Faisant suite à cet appel de candidatures, Mmes … et …. ainsi que M. … posèrent un acte de candidature pour le poste de juge des tutelles en question.

Le 16 juillet 2003, la première vice-présidente du tribunal d’arrondissement de Luxembourg transmit les trois candidatures avec avis favorable au procureur général d’Etat.

Le 22 juillet 2003, le juge directeur de la jeunesse et des tutelles émit à son tour un avis dans lequel il se prononça favorablement à l’égard du candidat …, le considérant comme un « excellent candidat au poste en question par sa compétence, sa capacité de travail et ses qualités humaines ». Concernant Mme …, il déclara ne la connaître que par ouï-dire, de sorte qu’il préféra s’abstenir d’émettre un avis à son sujet.

L’avis émis par le procureur général d’Etat en date du 23 juillet 2003 en ce qui concerne le poste de juge des tutelles et, plus particulièrement, les candidats … et …, est libellé comme suit :

« a) Madame …, après avoir été nommée attaché de justice le premier août 1997, est juge au tribunal d’arrondissement de Luxembourg depuis sa nomination en date du 3 août 1998.

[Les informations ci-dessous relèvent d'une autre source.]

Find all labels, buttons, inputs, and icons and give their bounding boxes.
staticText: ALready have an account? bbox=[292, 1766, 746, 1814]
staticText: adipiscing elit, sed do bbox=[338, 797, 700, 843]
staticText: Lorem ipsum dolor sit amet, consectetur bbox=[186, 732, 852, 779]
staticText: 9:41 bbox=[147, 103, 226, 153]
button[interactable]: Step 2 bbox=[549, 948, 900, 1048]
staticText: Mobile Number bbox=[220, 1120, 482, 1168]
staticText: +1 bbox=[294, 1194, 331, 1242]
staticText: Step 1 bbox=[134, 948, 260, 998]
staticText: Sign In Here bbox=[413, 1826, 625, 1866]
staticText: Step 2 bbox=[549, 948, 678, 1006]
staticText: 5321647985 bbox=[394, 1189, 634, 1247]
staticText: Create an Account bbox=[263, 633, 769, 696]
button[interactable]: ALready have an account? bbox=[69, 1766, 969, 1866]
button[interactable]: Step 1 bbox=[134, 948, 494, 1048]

Ayant fait ses études de droit, elle s’est classée 7ème avec un total de 503 points à l’examen de fin de stage judiciaire. Elle semble disposer de connaissances juridiques sérieuses.

Toutefois assesseur au tribunal de Luxembourg depuis 1998 elle ne semble avoir fait preuve ni d’un dynamisme, ni d’un zèle particulier, paraissant avoir été un de ces juges considérés comme étant plutôt, quant à ces qualités de juge, de valeur très moyenne pour éviter une autre terminologie qui pourrait heurter.

Elle est en l’état inapte, à mon avis, à assumer le poste de juge des tutelles vacant.

b) (…) c) Monsieur …, après avoir été nommé attaché de justice le 8 août 2000, après avoir été, comme attaché, délégué pour remplacer temporairement un juge au tribunal d’arrondissement à partir du premier avril 2001, a été nommé juge au tribunal d’arrondissement le 5 octobre 2001 et assermenté en cette qualité le 19 octobre 2001.

Ayant fait ses études de droit il s’est classé 8ème avec un total de 508 points à l’examen de fin de stage judiciaire. Monsieur le Procureur d’Etat en son appréciation du candidat-

attaché observe entre autres : « Tout le monde est d’accord pour donner une appréciation extrêmement positive des prestations professionnelles de Maître …, lequel est également fort sympathique ».

Monsieur … n’a pas démenti sa renommée durant les deux années pendant lesquelles il a fait fonction de juge, puis a été juge au tribunal d’arrondissement notamment dans la chambre de divorce, se distinguant par ses connaissances juridiques, ses qualités de magistrat et son dynamisme. C’est un de ces magistrats imbus d’idéalisme qui est apte à gérer avec tout le savoir faire, la doigté et l’humanité requises le poste de juge des tutelles concernant les incapables majeurs.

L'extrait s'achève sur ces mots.